Things of Latvia: Potholes

Take note – story published 6 years ago

In a new series of small features, LSM looks at things that could be considered characteristic of Latvia; things that create the little 'nowhere but here' moments that make our country stand out, for better or worse. What better way to start off than potholes, a phenomenon with which many people will be intimately and physically familiar.

What they mean for people

Cars need more frequent repairs because of potholes, and vehicles consume more gas as people use the roads that will inflict the least damage rather than the ones that are most direct.

Potholes are sometimes filled so slowly that they assume places not only on the roads, but deep within people's memories. The pothole on the right lane of Krasta street when entering central Rīga before the Salu bridge is a well-known example. It is almost on a par with Sigulda's famous Gutman cave as far as the Latvian mental landscape is concerned.   

The regions outside Riga have it much worse, however. LSM reported in March that the Bauska municipality called an extraordinary meeting to declare a state of emergency due not to  invasion, volcanic eruption or an outbreak of plague but due to the appalling state of the roads in the area. 

Potholes, among other things, can be seen to symbolize the relative poverty of the countryside. In protest, locals sometimes get creative with the potholes, for example by putting plants in them.

As recently as June, a firetruck toppled over on a regional road when trying to avoid fir trees that were planted in potholes. Because Latvians love trees even more than potholes.

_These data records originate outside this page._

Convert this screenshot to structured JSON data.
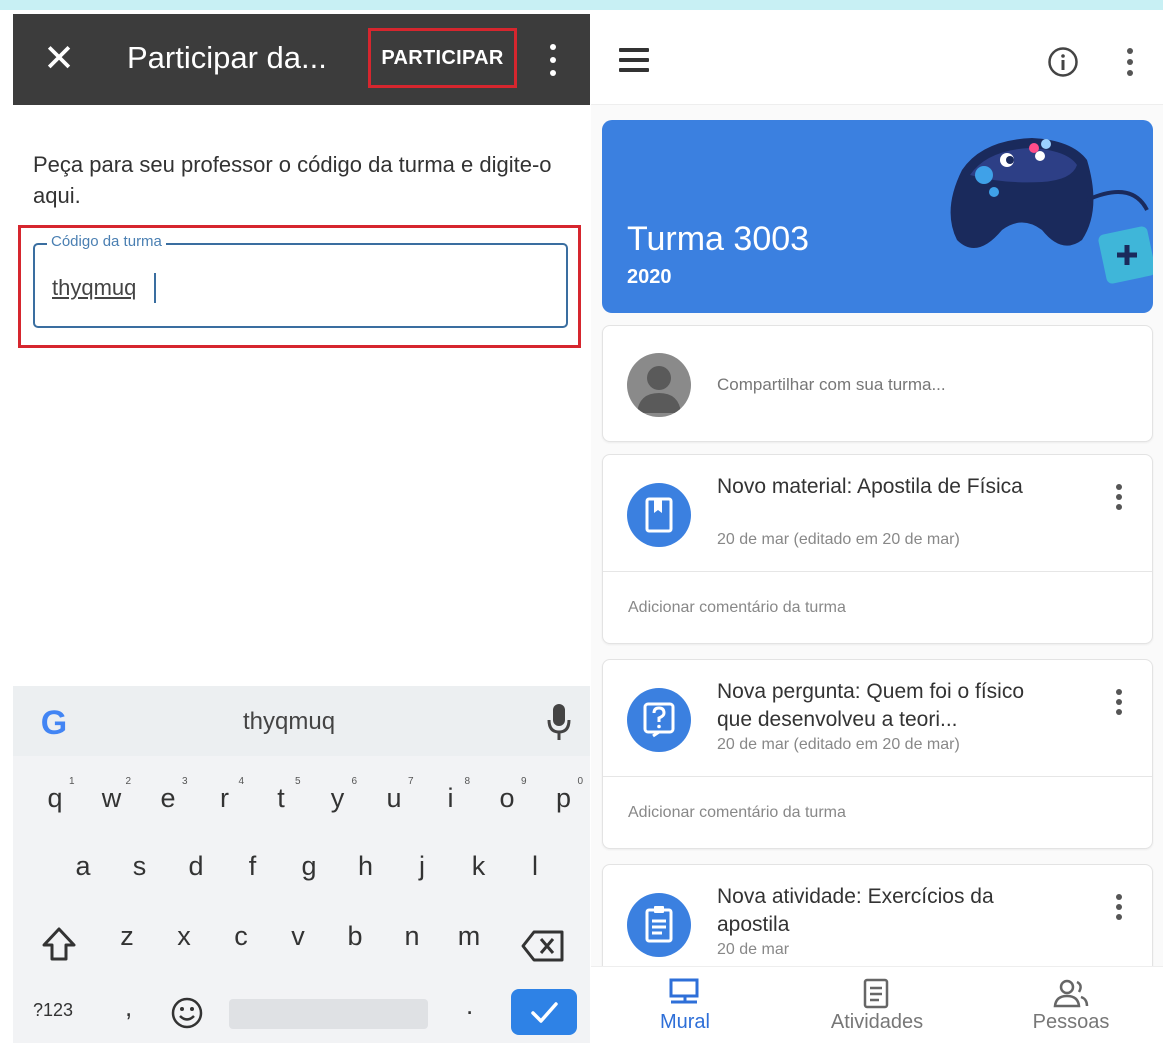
{
  "left": {
    "header": {
      "title": "Participar da...",
      "join_label": "PARTICIPAR"
    },
    "instructions": "Peça para seu professor o código da turma e digite-o aqui.",
    "code_field": {
      "label": "Código da turma",
      "value": "thyqmuq"
    },
    "keyboard": {
      "suggestion": "thyqmuq",
      "row1": [
        {
          "k": "q",
          "n": "1"
        },
        {
          "k": "w",
          "n": "2"
        },
        {
          "k": "e",
          "n": "3"
        },
        {
          "k": "r",
          "n": "4"
        },
        {
          "k": "t",
          "n": "5"
        },
        {
          "k": "y",
          "n": "6"
        },
        {
          "k": "u",
          "n": "7"
        },
        {
          "k": "i",
          "n": "8"
        },
        {
          "k": "o",
          "n": "9"
        },
        {
          "k": "p",
          "n": "0"
        }
      ],
      "row2": [
        "a",
        "s",
        "d",
        "f",
        "g",
        "h",
        "j",
        "k",
        "l"
      ],
      "row3": [
        "z",
        "x",
        "c",
        "v",
        "b",
        "n",
        "m"
      ],
      "symbols_label": "?123",
      "comma": ",",
      "period": "."
    }
  },
  "right": {
    "banner": {
      "title": "Turma 3003",
      "year": "2020",
      "color": "#3b80e0"
    },
    "share_placeholder": "Compartilhar com sua turma...",
    "posts": [
      {
        "title": "Novo material: Apostila de Física",
        "date": "20 de mar (editado em 20 de mar)",
        "comment": "Adicionar comentário da turma",
        "icon": "material-icon"
      },
      {
        "title": "Nova pergunta: Quem foi o físico que desenvolveu a teori...",
        "date": "20 de mar (editado em 20 de mar)",
        "comment": "Adicionar comentário da turma",
        "icon": "question-icon"
      },
      {
        "title": "Nova atividade: Exercícios da apostila",
        "date": "20 de mar",
        "comment": "",
        "icon": "assignment-icon"
      }
    ],
    "bottom_nav": [
      {
        "label": "Mural",
        "icon": "stream-icon",
        "active": true
      },
      {
        "label": "Atividades",
        "icon": "classwork-icon",
        "active": false
      },
      {
        "label": "Pessoas",
        "icon": "people-icon",
        "active": false
      }
    ]
  }
}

But these potholes, and their close relatives, buckles in the road surface, can also be benign. Every season, the monstrous bump in the road near the traffic lights at Vangazi gets flattened, but within weeks it has returned to warn motorists to slow down because there is a police patrol car parked just ahead.

Potholes don't affect motorists only. Ever since I got a new bicycle, I have changed the route of my daily commute in order to avoid the copious potholes as I make way through the maze of apartment complexes leading to the main road. I could probably do the route blindfold, but I would quickly be lost if the potholes were filled in with any sense of conviction. Luckily this is unlikely to happen and the only repairs ever attempted are of a variety known as "spray and pray" as they involve filling them with some black liquid then walking away.

Why are they so common? 

There's too little money to fix them all, of course, but rational answers aren't always that interesting.

There's also the matter of the perceived difference between the quality of Latvian, Lithuanian and Estonian roads.

Popular lore that a cultural studies teacher passed down to us at school says that when Soviet commissaries went to Estonia and Lithuania on official visits, the hosts cleverly gave their guests' classy Chaika cars a run through the most rutted, pothole-ridden roads they could find.

Shocked at what they had seen and possibly bruised with aching backsides, the commissaries are supposed to have pulled strings to get the countries' roads fixed.

Latvians meanwhile, ever willing to please and impress, are supposed to have shown the Soviet officials only the best roads of the country in what could be described as a Potemkin tour of sorts. 

This of course does not explain the difference twenty five years on after the fall of the Soviet Union, but the reasons for that might be tackled in a future Things of Latvia feature on 'Oligarchs' which in their way are also potholes of a kind.